In a legacy application (created in Delphi 6 under WinXP in 32-bit, recently ported to Delphi XE2 under Win7 in 64-bit) at design time, the standard controls look "modern", with color gradients etc. In run-time though, they look just like an old Win95 version.
That would not bother me much if, in particular, the default colors in TPageControl and TTabControl wouldn't make it really difficult to tell which tab is currently selected.
So my questions are:
- What could make the theme not active at run time?
- Is it possible to easily (e.g. through IDE configuration) make the design time look like the run time?
Note:
- In the project options, I enabled runtime themes for each existing target. It didn't help.
- I also tried to enable GlassFrame in the forms containing those controls. Unfortunately, the runtime look and feel stayed unthemed.
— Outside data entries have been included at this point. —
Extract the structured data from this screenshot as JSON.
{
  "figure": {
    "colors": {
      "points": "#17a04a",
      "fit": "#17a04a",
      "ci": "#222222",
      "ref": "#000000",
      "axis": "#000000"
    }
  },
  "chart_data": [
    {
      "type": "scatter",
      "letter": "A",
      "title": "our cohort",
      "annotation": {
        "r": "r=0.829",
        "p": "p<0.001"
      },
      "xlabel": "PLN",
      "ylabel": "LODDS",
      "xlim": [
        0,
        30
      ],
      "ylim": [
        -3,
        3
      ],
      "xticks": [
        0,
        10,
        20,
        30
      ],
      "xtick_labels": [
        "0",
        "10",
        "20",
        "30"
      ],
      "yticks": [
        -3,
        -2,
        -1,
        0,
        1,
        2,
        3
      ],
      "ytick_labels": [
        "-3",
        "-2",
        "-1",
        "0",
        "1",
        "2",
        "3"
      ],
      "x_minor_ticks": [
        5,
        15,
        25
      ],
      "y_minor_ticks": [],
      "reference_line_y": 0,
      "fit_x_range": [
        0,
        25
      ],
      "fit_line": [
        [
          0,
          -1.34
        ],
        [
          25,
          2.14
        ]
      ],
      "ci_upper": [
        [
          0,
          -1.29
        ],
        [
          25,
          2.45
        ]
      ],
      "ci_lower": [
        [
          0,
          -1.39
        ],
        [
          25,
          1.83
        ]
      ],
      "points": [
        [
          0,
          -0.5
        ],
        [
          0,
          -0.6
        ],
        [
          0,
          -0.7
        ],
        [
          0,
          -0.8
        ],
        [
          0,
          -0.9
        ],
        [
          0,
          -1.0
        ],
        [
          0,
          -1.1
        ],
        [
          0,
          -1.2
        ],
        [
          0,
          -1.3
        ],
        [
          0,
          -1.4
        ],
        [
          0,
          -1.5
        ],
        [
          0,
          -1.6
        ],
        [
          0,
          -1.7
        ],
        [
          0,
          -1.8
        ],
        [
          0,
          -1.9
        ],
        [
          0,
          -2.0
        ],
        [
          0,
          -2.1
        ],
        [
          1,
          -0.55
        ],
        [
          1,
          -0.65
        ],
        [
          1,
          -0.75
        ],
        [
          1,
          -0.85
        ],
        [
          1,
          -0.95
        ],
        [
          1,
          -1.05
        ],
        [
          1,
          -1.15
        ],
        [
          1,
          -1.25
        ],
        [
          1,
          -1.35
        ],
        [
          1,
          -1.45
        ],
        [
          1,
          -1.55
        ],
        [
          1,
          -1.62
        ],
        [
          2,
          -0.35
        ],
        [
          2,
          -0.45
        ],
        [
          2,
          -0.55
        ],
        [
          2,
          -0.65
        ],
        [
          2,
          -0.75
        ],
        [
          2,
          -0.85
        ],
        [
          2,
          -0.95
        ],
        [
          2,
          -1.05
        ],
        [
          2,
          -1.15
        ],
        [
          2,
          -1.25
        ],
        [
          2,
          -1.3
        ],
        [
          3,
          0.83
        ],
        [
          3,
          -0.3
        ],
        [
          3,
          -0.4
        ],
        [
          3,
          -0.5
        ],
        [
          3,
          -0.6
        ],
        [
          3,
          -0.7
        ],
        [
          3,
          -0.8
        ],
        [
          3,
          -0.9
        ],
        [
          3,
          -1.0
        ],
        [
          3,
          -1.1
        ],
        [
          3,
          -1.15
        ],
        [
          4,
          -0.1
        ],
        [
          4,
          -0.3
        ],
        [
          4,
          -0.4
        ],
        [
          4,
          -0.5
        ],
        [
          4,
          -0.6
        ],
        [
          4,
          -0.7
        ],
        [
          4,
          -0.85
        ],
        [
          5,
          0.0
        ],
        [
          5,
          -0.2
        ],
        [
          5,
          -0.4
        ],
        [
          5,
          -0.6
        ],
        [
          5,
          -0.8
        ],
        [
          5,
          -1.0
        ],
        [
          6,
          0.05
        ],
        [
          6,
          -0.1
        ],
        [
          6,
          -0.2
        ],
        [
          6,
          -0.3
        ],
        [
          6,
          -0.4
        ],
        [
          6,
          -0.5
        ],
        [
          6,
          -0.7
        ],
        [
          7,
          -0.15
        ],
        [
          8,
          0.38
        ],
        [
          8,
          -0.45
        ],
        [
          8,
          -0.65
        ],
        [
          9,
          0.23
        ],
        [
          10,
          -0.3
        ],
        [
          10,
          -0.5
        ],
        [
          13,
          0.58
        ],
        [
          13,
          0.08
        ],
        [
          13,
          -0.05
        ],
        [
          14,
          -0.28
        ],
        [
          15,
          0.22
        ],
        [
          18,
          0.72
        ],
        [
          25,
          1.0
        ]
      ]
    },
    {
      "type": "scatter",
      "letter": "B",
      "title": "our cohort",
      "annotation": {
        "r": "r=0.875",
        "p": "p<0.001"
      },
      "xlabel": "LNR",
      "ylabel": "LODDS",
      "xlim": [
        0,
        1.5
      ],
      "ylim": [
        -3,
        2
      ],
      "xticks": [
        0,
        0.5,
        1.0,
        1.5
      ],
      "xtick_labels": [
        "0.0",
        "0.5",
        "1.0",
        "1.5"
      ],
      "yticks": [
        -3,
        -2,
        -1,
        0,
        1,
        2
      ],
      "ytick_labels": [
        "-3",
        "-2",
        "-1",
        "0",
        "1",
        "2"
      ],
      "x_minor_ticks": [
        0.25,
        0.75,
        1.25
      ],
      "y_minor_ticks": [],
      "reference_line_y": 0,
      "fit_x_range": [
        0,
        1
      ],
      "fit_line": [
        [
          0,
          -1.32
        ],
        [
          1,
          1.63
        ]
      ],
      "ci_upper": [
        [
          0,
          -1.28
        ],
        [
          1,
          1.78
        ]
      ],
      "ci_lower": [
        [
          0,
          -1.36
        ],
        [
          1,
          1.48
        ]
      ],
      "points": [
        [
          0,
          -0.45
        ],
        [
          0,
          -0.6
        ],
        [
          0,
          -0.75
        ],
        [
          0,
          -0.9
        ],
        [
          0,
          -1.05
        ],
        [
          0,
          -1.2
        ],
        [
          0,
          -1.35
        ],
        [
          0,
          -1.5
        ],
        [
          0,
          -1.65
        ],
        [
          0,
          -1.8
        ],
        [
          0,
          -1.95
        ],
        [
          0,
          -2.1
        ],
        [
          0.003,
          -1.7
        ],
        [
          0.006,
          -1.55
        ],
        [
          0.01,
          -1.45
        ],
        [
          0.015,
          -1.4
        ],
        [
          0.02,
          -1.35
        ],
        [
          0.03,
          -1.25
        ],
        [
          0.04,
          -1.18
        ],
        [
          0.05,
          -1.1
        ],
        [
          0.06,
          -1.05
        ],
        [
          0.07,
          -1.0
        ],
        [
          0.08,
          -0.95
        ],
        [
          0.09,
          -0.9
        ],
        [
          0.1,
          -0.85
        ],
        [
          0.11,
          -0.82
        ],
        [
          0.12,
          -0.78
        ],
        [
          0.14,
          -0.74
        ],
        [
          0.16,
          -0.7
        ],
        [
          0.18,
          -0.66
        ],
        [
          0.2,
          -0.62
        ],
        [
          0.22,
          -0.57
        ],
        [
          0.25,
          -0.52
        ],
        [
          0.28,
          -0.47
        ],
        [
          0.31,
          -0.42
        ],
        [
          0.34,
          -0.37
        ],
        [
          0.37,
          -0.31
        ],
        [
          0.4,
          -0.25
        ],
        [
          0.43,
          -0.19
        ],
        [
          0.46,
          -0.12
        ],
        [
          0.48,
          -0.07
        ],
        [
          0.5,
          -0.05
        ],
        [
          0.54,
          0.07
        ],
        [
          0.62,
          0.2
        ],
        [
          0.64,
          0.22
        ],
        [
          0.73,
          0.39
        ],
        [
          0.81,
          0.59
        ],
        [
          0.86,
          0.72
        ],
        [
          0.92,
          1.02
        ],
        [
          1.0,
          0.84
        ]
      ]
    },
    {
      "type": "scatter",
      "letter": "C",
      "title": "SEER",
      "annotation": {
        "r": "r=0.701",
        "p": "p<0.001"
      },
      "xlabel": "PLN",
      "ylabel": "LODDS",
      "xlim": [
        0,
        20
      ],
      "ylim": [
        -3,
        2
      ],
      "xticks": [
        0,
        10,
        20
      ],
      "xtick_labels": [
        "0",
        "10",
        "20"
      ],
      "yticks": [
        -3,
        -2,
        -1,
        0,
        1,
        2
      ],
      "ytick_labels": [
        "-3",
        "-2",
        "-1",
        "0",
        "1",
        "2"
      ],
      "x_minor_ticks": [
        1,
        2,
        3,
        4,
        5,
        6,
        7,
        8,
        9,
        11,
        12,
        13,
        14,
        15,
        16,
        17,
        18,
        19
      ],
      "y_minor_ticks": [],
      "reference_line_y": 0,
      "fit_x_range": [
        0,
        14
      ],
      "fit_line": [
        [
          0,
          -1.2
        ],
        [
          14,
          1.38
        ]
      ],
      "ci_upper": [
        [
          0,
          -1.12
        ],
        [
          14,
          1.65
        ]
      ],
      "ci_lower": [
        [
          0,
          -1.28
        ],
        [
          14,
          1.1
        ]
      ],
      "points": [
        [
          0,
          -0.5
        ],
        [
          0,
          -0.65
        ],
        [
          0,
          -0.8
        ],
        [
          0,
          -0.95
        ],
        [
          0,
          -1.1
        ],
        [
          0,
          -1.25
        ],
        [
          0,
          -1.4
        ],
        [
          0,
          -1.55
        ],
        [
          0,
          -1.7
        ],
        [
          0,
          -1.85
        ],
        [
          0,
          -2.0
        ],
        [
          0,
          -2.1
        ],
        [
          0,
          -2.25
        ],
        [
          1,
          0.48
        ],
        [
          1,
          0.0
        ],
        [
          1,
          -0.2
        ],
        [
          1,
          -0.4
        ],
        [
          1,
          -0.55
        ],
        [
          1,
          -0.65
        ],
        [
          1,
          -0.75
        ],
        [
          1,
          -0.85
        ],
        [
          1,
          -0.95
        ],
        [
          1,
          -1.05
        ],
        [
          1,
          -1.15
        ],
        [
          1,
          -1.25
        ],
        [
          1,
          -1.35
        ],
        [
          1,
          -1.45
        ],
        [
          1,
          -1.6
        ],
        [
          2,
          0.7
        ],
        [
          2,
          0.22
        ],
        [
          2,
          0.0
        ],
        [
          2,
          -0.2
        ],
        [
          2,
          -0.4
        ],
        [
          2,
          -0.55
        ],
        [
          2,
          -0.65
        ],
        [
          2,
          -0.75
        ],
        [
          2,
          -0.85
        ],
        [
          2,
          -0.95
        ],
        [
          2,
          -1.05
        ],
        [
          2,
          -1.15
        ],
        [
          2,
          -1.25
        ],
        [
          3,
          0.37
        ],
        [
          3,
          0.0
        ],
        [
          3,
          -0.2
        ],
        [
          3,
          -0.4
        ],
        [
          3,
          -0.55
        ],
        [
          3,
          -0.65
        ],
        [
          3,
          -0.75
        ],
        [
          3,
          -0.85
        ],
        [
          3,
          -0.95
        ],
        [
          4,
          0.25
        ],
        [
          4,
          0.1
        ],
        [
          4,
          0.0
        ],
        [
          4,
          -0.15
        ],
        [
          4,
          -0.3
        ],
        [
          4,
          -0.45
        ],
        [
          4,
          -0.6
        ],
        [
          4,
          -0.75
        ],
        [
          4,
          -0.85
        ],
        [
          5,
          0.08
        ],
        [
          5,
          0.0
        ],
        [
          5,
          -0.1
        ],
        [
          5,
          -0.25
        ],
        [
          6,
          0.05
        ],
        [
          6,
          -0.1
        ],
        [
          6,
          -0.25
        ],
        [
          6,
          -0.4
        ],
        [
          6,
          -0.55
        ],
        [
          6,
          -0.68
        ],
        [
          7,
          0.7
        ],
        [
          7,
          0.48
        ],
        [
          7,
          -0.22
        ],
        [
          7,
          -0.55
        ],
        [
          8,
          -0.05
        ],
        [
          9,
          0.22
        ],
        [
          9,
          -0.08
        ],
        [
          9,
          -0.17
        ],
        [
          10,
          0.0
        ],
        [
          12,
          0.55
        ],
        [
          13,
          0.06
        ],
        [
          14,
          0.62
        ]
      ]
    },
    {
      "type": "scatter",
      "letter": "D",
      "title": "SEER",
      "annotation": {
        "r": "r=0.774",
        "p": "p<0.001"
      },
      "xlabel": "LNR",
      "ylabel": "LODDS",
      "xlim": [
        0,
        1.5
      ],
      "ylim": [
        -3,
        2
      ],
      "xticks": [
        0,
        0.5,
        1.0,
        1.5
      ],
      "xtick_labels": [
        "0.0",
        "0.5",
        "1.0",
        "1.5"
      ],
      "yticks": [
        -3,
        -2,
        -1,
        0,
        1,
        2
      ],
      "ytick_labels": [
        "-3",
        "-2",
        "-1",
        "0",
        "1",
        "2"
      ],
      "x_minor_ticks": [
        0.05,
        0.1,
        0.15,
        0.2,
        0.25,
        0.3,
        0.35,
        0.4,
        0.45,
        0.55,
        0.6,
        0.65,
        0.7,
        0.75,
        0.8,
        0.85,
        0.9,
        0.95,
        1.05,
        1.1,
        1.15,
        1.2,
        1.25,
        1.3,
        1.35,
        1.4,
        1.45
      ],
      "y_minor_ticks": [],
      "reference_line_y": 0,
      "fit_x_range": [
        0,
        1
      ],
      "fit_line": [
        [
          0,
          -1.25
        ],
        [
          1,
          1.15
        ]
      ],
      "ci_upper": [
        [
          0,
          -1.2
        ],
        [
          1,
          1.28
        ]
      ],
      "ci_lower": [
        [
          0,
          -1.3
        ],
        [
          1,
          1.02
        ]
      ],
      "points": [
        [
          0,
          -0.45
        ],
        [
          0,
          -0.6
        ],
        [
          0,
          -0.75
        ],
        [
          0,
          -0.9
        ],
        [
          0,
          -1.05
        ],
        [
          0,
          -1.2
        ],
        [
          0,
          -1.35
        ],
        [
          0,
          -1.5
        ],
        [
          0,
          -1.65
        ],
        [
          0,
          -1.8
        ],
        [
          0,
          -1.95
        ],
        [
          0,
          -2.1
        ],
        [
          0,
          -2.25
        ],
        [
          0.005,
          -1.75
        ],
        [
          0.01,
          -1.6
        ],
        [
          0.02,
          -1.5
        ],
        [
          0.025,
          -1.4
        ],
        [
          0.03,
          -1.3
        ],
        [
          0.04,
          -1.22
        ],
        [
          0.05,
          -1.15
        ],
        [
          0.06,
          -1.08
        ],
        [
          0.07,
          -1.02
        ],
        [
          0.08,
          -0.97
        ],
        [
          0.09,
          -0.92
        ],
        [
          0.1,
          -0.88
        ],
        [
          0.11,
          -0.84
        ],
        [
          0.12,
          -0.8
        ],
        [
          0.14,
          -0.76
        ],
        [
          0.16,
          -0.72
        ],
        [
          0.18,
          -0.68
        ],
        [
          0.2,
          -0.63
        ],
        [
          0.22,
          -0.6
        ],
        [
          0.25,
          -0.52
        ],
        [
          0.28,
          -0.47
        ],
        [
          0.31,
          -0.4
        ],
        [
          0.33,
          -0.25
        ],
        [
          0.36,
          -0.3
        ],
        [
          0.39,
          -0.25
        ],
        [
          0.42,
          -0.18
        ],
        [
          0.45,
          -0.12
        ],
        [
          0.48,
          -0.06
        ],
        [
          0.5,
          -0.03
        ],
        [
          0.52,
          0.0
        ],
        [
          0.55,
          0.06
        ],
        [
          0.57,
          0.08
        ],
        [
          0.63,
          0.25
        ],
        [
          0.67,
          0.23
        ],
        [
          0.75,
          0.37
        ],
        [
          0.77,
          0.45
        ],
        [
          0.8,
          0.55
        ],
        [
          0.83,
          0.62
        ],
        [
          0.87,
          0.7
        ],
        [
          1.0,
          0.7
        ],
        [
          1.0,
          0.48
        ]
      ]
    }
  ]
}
- This application is built on a lot of in-house and external code that I don't master (just a dwarf standing on shoulders of giants), but whose source are available to me. Suspecting that some instruction would disable themes at application startup, I looked for some keywords like "Theme", "Skin", "TStyleManager", "SetWindowTheme" hoping to solve this by myself. I could not find anything significant (to me, at least).
- I tried to skin a small application as a test, using infos from Question Delphi XE2 VCL styles tutorial - how to change the style at runtime, and it worked perfectly.
- Skinning my application is not my goal. I just would like to be able to visually tune some GUI elements at design time, and it is easier if design and run time look alike.